Все  это сидело в крови и было  отработано годами. Михайлыч  покачал головой,  я  развел руками,  взял  бутылку  воды  со стойки бара: не заметил, как  её поставил.   
Щенок  все - таки  промямлил, что он сделал  бы  с моей  мамой!
Удар  открытой  ладонью  в  лоб  заставил его страшно  засипеть  от резкой головной   неожиданной  боли:  это же  не баб бить   со старыми мужиками  со смехом на  Юго – Востоке ридны нэньки Украйны. И тут! На  правом запястье  уже  занесенной  над   «куриной»  шейкой  человека не умеющего  разговаривать  с  людьми   всей  массой   зависла  женщина, завизжала  на  весь бар.  Дама   волчицей, защищающего  своего детеныша    висела  на моей  руке.
 -  Не убивайте  родненькие!  Мы  же на могилу  к  мужу  приехали, а этот  дурак  напился и стал  буянить.  Простите его, не убивайте, прошу  Вас   мужчина!
Её  визгливый  голос  резал  слух  криком.
- У  меня   есть деньги,   вот они!
Она  лихорадочно  стала  развязывать   носовой  платок.   Узел  не поддавался,  и она стала  рвать его  зубами,  всхлипывая.
- Вот деньги, возьмите их!  Миленькие,    отпустите его.
Из платка  на пол  посыпались  вперемешку   хохлобаксы  и рубли. Она  лихорадочно  и,  видимо боясь,  что  ее  прервут,  продолжала.
-   Мужчины,  вот хотите,    встану  перед Вами  на колени! Простите  его за  такие  поганые слова.  Пьяный  же  он!

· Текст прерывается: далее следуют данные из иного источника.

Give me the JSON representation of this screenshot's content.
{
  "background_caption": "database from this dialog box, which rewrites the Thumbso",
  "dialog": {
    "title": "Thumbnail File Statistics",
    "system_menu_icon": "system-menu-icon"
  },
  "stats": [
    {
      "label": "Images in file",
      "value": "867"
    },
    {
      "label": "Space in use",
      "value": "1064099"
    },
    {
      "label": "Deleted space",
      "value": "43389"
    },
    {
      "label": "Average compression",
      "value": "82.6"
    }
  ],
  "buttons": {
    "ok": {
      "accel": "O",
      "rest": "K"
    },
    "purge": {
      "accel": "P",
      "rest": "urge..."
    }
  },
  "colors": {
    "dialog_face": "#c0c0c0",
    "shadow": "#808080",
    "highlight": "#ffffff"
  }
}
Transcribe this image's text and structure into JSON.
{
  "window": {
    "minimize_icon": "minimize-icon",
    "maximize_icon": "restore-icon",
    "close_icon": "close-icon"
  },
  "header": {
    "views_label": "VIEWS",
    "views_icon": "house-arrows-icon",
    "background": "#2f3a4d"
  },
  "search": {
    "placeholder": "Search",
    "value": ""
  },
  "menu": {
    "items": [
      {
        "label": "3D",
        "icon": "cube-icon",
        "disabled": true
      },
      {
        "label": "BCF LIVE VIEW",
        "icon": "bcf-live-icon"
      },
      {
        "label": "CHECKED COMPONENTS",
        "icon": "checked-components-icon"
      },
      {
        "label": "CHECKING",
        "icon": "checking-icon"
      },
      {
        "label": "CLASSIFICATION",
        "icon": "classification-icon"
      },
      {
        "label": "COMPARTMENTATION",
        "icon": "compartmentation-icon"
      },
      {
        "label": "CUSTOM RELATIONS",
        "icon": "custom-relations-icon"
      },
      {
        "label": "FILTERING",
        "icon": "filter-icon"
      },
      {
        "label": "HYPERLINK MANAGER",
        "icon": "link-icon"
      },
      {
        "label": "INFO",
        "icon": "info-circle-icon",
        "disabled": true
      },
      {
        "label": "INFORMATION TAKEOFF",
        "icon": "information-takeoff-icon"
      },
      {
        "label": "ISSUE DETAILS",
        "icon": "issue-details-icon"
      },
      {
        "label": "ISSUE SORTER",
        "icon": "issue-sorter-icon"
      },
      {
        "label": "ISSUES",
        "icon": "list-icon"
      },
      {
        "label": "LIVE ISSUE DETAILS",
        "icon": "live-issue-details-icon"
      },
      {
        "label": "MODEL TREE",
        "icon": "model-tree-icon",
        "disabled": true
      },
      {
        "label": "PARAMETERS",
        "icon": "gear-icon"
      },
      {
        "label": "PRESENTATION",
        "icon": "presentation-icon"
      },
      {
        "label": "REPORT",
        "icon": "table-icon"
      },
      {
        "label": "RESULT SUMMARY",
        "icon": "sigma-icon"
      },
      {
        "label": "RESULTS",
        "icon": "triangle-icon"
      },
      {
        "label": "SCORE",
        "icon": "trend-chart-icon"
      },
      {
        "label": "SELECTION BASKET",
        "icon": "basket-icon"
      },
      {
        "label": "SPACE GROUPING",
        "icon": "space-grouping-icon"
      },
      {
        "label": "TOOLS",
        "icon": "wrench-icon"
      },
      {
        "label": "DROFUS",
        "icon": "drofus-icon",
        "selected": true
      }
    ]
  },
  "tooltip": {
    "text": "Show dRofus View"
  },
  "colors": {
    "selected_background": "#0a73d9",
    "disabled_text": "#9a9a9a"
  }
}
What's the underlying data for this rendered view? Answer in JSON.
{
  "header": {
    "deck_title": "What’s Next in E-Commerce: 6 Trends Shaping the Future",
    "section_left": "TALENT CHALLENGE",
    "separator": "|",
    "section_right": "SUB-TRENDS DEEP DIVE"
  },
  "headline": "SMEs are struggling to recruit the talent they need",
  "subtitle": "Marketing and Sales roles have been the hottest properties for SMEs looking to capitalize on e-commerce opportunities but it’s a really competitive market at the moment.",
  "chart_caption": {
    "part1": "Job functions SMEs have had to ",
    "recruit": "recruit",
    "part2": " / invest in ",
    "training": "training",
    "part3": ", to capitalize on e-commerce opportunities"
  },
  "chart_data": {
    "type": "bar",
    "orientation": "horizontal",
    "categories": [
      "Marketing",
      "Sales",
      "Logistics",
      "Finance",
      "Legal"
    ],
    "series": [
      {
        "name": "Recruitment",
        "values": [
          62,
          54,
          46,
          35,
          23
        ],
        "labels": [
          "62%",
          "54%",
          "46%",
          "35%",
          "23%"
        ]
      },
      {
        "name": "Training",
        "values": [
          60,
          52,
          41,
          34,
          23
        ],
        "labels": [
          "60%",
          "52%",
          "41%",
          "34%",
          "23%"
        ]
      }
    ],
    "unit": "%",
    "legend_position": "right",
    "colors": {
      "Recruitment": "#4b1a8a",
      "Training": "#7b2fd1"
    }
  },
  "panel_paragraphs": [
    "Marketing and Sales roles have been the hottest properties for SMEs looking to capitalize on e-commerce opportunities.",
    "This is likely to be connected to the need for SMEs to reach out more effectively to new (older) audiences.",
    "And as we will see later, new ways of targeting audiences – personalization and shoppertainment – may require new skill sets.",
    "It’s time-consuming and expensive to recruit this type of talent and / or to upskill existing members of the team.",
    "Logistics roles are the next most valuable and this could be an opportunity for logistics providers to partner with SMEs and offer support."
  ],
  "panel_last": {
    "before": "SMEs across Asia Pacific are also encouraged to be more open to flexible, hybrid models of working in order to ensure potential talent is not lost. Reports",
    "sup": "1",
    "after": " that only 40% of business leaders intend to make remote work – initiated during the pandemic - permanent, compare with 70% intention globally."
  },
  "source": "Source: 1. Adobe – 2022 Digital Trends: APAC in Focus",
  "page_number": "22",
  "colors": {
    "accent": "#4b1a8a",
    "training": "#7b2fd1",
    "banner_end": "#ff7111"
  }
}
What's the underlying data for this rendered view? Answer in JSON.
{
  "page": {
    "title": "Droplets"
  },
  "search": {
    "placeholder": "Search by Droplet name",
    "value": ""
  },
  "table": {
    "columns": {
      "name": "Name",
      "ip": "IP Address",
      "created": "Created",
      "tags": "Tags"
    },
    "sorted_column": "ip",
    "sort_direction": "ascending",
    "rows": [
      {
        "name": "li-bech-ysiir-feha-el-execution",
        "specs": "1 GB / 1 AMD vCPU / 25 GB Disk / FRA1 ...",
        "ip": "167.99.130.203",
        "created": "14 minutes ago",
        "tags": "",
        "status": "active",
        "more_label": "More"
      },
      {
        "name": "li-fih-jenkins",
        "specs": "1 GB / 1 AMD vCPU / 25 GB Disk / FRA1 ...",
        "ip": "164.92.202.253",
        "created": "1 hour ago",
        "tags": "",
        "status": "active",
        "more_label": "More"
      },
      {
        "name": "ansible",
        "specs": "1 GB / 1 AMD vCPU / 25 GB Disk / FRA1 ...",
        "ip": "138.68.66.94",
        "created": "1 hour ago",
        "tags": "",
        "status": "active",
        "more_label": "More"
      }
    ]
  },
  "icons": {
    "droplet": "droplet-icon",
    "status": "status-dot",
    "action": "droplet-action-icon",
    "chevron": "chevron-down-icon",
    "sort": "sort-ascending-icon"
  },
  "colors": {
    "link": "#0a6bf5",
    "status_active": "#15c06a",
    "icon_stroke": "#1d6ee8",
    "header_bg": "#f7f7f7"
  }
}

Стала  лихорадочно  хватать мою    руку, чтобы  поцеловать.  Всхлипывая,  бубнила.
-  Не трогайте  его, прошу! Как  мать прошу! У Вас  же  была  мама?!

Она подняла  в слезах  глаза на меня  и застыла  в ступоре.  Собрался  уже  повернуться  к  бару, сделав по ходу  ей замечание   о   не правильном  воспитании   сына,  но   заглянув  ей в лицо   обмер. Ужас!
Передо мной  и Михайлычем  стояла  жена нашего боевого друга  Димона - хохла.  Мы  вместе  были взводными  там,  в  юности  за «речкой».   Сергей  положил свою  громадную  «клешню»  себе  на грудь: прихватило  сердце.
   Оксана  завыла  на весь зал и стала  бить по плечам  по  голове маленьким  кулачком  своего    отпрыска.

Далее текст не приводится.